Separating the provision of air navigation services from the civil aviation authority and putting the ANSP at arm’s length from its safety regulator, like all the other key players in aviation—airlines, business aviation, general aviation, airframe manufacturers, engine producers, pilots, mechanics, and so forth—is now the globally recognized best practice. For more than two decades, this has been International Civil Aviation Organization (ICAO) policy. The United States is among the last industrialized countries that have not taken this step to eliminate the fundamental conflict of interest of having an aviation regulator also operate a service it is tasked with regulating.

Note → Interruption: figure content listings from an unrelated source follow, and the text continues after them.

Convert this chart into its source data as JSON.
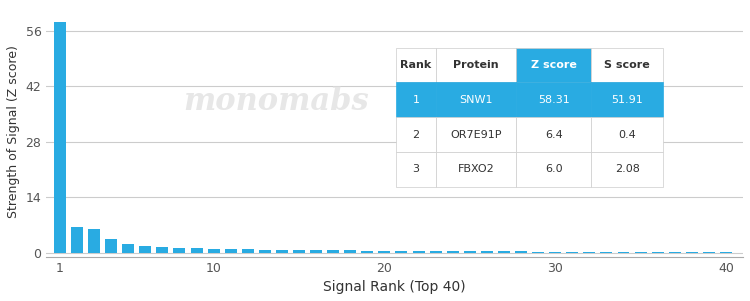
{
  "title": "",
  "xlabel": "Signal Rank (Top 40)",
  "ylabel": "Strength of Signal (Z score)",
  "xlim": [
    0,
    41
  ],
  "ylim": [
    -1,
    60
  ],
  "yticks": [
    0,
    14,
    28,
    42,
    56
  ],
  "xticks": [
    1,
    10,
    20,
    30,
    40
  ],
  "bar_color": "#29ABE2",
  "bar_values": [
    58.31,
    6.4,
    6.0,
    3.5,
    2.2,
    1.8,
    1.5,
    1.3,
    1.1,
    1.0,
    0.9,
    0.85,
    0.8,
    0.75,
    0.7,
    0.65,
    0.6,
    0.55,
    0.5,
    0.48,
    0.45,
    0.42,
    0.4,
    0.38,
    0.36,
    0.34,
    0.32,
    0.3,
    0.28,
    0.27,
    0.26,
    0.25,
    0.24,
    0.23,
    0.22,
    0.21,
    0.2,
    0.19,
    0.18,
    0.17
  ],
  "table_header_bg": "#29ABE2",
  "table_header_color": "#ffffff",
  "table_row1_bg": "#29ABE2",
  "table_row1_color": "#ffffff",
  "table_row_bg": "#ffffff",
  "table_row_color": "#333333",
  "table_headers": [
    "Rank",
    "Protein",
    "Z score",
    "S score"
  ],
  "table_data": [
    [
      "1",
      "SNW1",
      "58.31",
      "51.91"
    ],
    [
      "2",
      "OR7E91P",
      "6.4",
      "0.4"
    ],
    [
      "3",
      "FBXO2",
      "6.0",
      "2.08"
    ]
  ],
  "watermark_text": "monomabs",
  "background_color": "#ffffff",
  "grid_color": "#cccccc"
}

The revenue source for ANSPs operated as public utilities is globally accepted cost-based user fees in accordance with the airport and air traffic control charging principles promulgated by ICAO. Prior to the conversion of these ANSPs to public utilities, those revenues were nearly always paid by airlines and other airspace users to the respective national governments. In most cases, once an ANSP has been converted to a utility, the user-fee revenue flows directly to the ANSP as its primary source of revenue. This makes it possible for the ANSPs to issue revenue bonds based on their projected revenue streams, just as airports do today in the United States and elsewhere. It is through their predictable streams of revenue that come directly from users that ANSPs outside the United States can successfully finance large-scale capital modernization efforts.

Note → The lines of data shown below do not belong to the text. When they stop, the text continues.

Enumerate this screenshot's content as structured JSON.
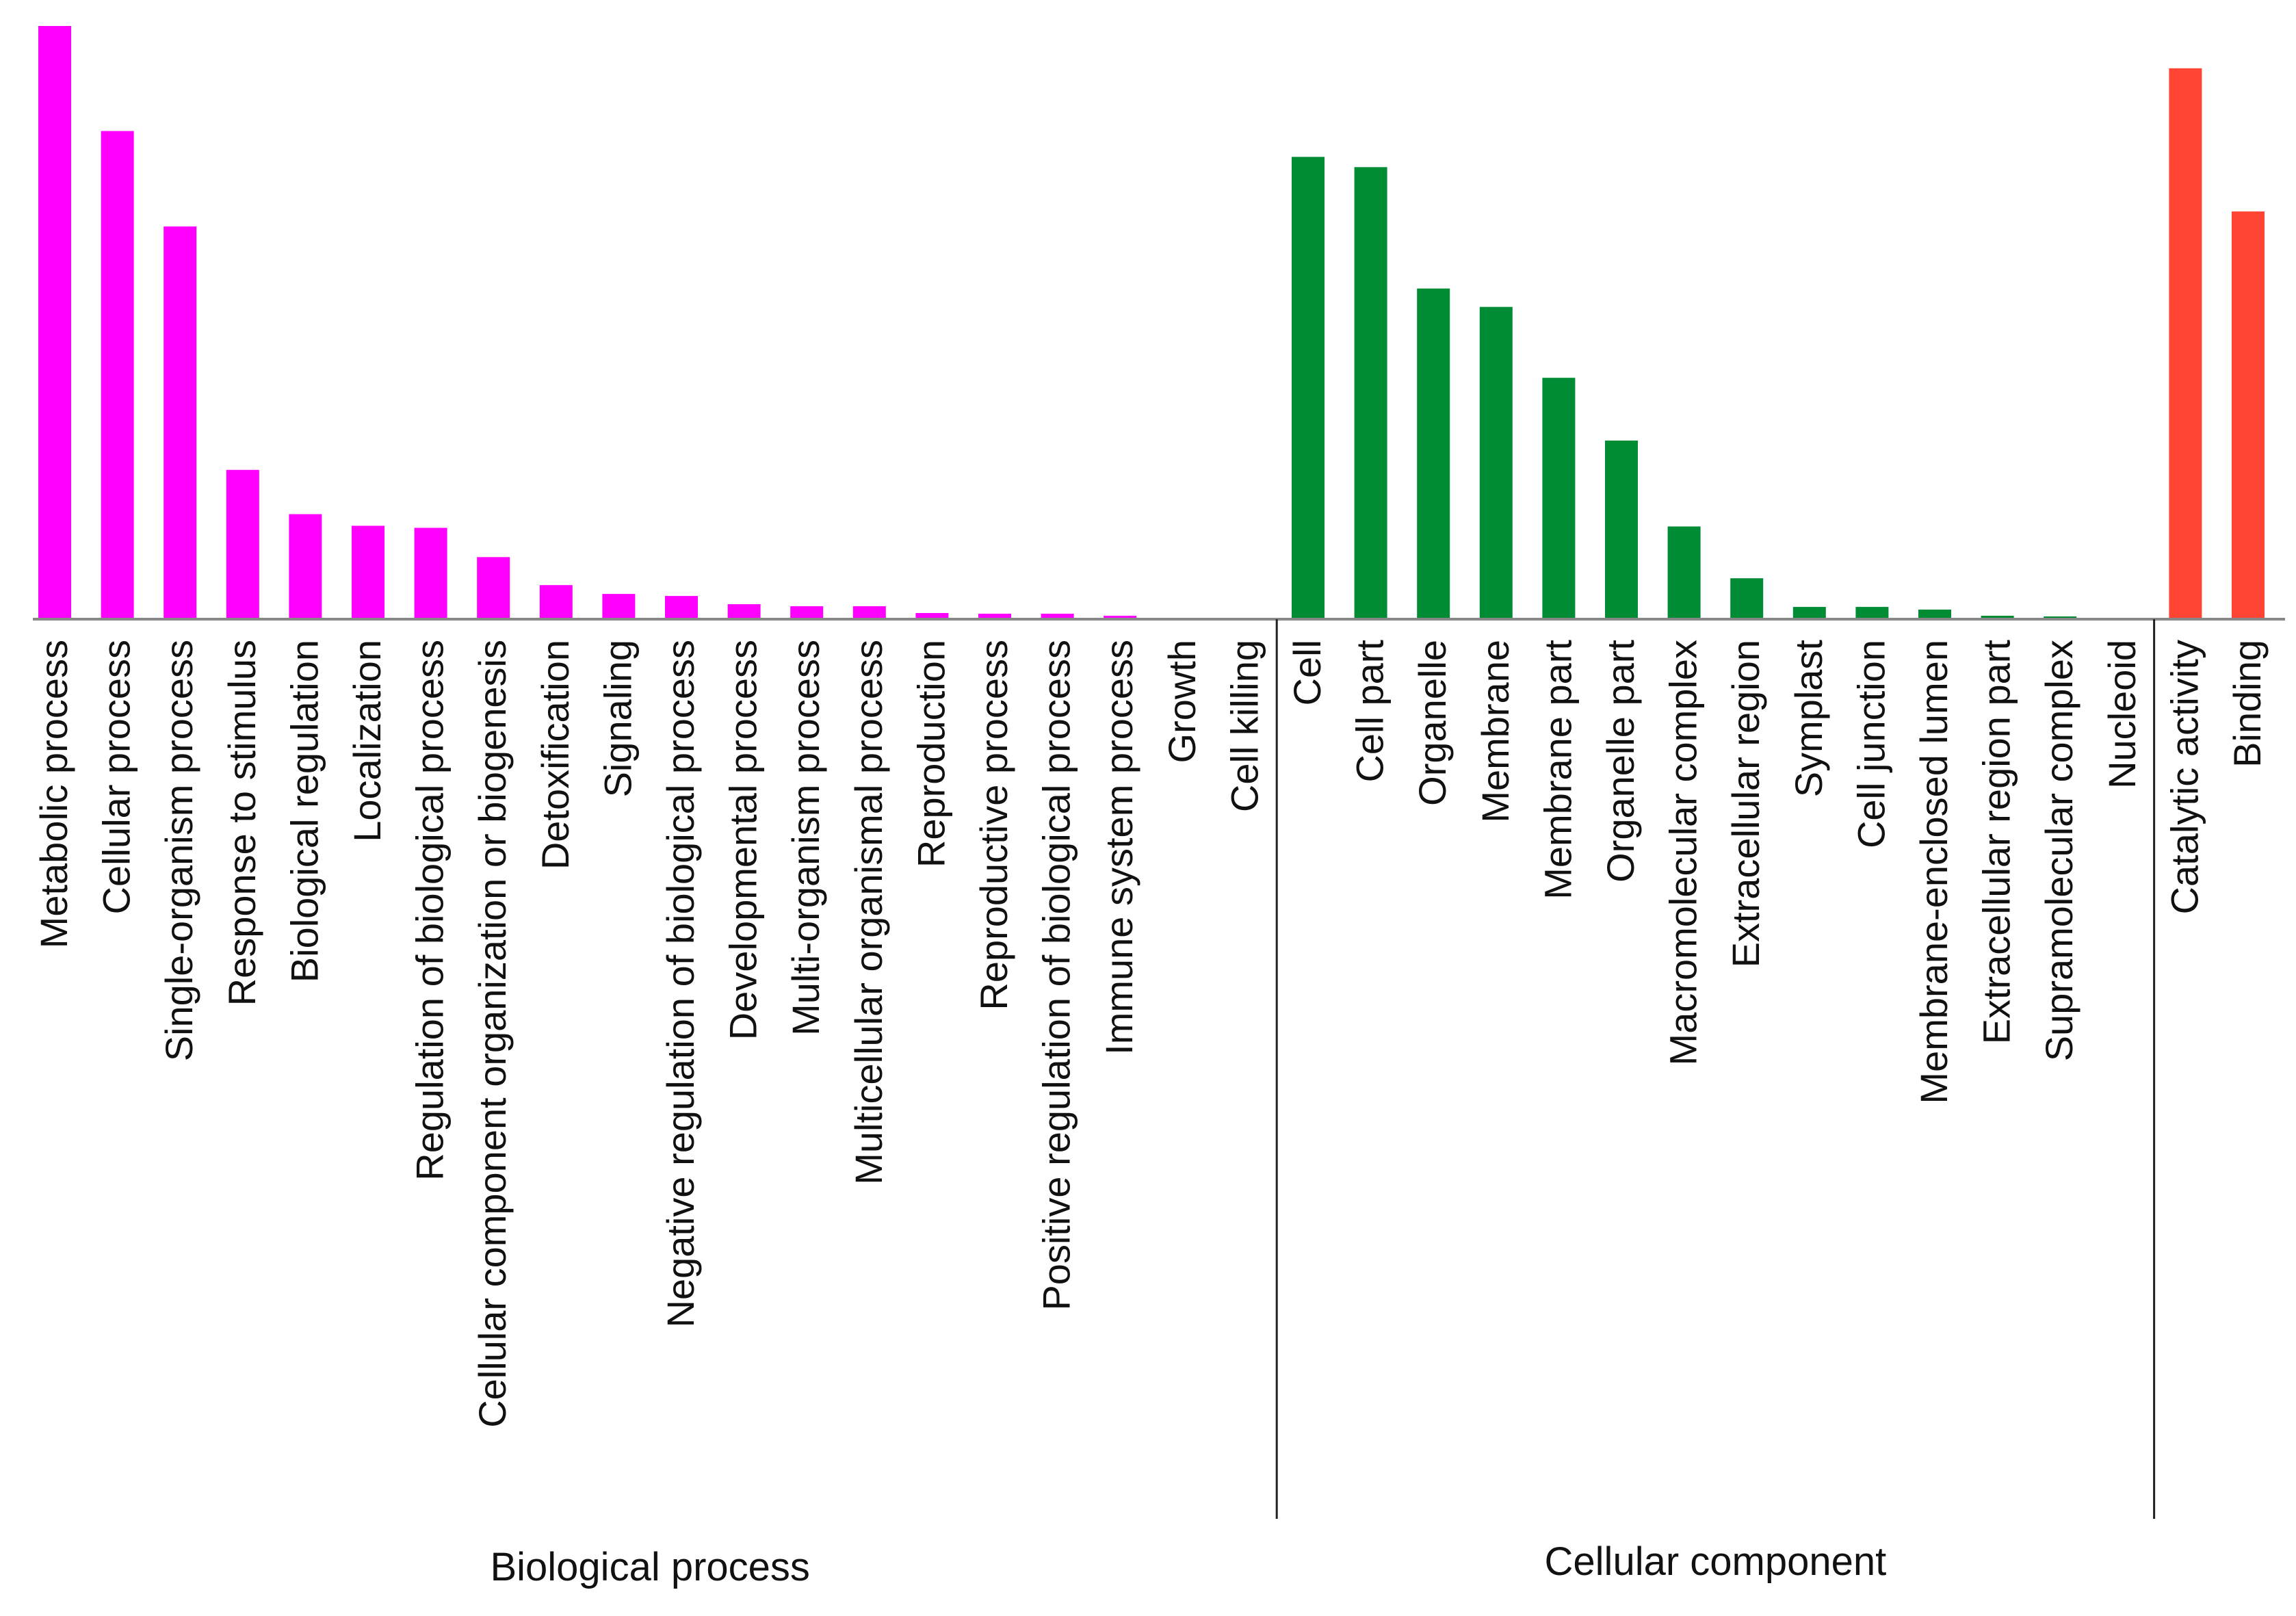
{
  "chart_data": {
    "type": "bar",
    "groups": [
      {
        "name": "Biological process",
        "color": "#ff00ff",
        "categories": [
          "Metabolic process",
          "Cellular process",
          "Single-organism process",
          "Response to stimulus",
          "Biological regulation",
          "Localization",
          "Regulation of biological process",
          "Cellular component organization or biogenesis",
          "Detoxification",
          "Signaling",
          "Negative regulation of biological process",
          "Developmental process",
          "Multi-organism process",
          "Multicellular organismal process",
          "Reproduction",
          "Reproductive process",
          "Positive regulation of biological process",
          "Immune system process",
          "Growth",
          "Cell killing"
        ],
        "values": [
          870,
          716,
          576,
          219,
          154,
          137,
          134,
          91,
          50,
          37,
          34,
          22,
          19,
          19,
          9,
          8,
          8,
          5,
          2,
          2
        ]
      },
      {
        "name": "Cellular component",
        "color": "#008c35",
        "categories": [
          "Cell",
          "Cell part",
          "Organelle",
          "Membrane",
          "Membrane part",
          "Organelle part",
          "Macromolecular complex",
          "Extracellular region",
          "Symplast",
          "Cell junction",
          "Membrane-enclosed lumen",
          "Extracellular region part",
          "Supramolecular complex",
          "Nucleoid"
        ],
        "values": [
          678,
          663,
          485,
          458,
          354,
          262,
          136,
          60,
          18,
          18,
          14,
          5,
          4,
          2
        ]
      },
      {
        "name": "",
        "color": "#ff4433",
        "categories": [
          "Catalytic activity",
          "Binding"
        ],
        "values": [
          808,
          598
        ]
      }
    ],
    "title": "",
    "xlabel": "",
    "ylabel": "",
    "ylim": [
      0,
      870
    ],
    "grid": false,
    "legend": "none"
  }
}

Globally, three ANSPs have been moved out of the government entirely under either an independent nonprofit user cooperative model or as partially privatized companies. Another 55 operate as wholly owned government corporations. Just 19—mostly developing countries, but also including the United States, Japan, and Singapore—operate as part of legacy civil aeronautics authorities that also regulate aviation safety. ANSPs that operate as public utilities funded by user fees now number 62 and serve 83 countries globally. Appendix A lists ANSPs around the world by governance model.
- Conclusion
The modernization of existing air traffic management infrastructure in the United States continues to fall behind peer countries and is straining from the continued operations and growth of conventional airspace users. The prospect of new airspace entrants raises even more questions about the ability of the United States to accommodate the future of aviation, which would have significant negative impacts on the economy and safety. Evidence suggests that successfully modernizing the technology and service provision of air traffic management of the National Airspace System will require institutional modernization.
Thank you for the opportunity to testify before the Subcommittee, and I welcome your questions.